Lo stile della narrazione, è poi una conferma del fatto che Marco non sia stato un testimone oculare del ministero di Cristo, anche se alcuni vorrebbero dare ad intendere questa ipotesi affermando che la citazione di un “ragazzo che fuggì nudo durante l’arresto di Gesù” (Marco 14:51-52) sia una sorta di cameo autobiografico, ma non abbiamo sufficienti prove per asserire questo aspetto con certezza, considerato anche che, come abbiamo visto, questo era scartato fin dagli albori del cristianesimo.

La datazione
La datazione precisa del Vangelo di Marco non è sicuramente compito facile, e questo a causa di ragioni differenti: anzitutto, vi sono pareri discordanti tra i vari padri della chiesa, e poi alcuni problemi sollevati dal testo stesso. Secondo il parere di Clemente Alessandrino (150 d.C. – 215 d.C.), fu Pietro a dettare personalmente il Vangelo a Marco, per approvare poi l’ultima stesura, mentre Ireneo (130 d.C. – 202 d.C.) afferma che lo scritto sia immediatamente posteriore alla morte di Pietro e di Paolo.

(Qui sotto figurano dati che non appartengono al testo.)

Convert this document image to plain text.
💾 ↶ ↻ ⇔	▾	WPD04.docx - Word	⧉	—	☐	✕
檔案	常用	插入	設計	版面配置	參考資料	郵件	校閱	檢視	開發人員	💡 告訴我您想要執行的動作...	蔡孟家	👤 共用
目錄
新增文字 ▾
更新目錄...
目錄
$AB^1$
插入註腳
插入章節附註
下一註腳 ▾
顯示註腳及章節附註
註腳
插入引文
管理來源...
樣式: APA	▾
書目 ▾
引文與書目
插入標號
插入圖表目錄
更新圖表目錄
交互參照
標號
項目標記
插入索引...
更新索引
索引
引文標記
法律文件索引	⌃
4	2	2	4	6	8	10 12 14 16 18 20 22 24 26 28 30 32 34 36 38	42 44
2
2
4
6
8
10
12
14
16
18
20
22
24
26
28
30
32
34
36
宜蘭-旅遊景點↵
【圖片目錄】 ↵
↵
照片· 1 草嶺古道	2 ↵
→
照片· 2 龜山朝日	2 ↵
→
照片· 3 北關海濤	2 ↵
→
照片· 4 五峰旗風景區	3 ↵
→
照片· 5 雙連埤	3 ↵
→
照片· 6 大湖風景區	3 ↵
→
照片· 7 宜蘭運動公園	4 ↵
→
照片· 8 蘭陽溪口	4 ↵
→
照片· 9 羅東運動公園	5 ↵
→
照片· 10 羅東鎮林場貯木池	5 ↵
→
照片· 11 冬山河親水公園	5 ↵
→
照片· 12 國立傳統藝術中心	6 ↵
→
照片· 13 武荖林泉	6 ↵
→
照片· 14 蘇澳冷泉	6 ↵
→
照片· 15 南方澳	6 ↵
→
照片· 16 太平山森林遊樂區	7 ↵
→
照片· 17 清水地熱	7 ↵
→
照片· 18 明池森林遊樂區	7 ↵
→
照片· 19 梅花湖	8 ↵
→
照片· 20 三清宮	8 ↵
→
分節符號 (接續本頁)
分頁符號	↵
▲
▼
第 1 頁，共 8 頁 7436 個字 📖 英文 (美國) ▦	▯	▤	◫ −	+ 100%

Le citate difficoltà del testo sono invece legate alle allusioni di Marco alle persecuzioni ed ai processi di cristiani: alcuni teorizzano che i lettori del testo dovettero sopportare la persecuzione a causa della loro fede, cosa che daterebbe il Vangelo di Marco negli anni 60-70 d.C., quando l’imperatore Nerone accusava i credenti dell’incendio di Roma. È però importante tenere a mente che nel I secolo la persecuzione era così usuale, che non è affatto detto che si stiano indicando le persecuzioni più note: sicuramente, vi furono persecuzioni più ridotte, anche locali, delle quali non sappiamo nulla. Questo pertanto non è un criterio affidabile per la datazione del testo.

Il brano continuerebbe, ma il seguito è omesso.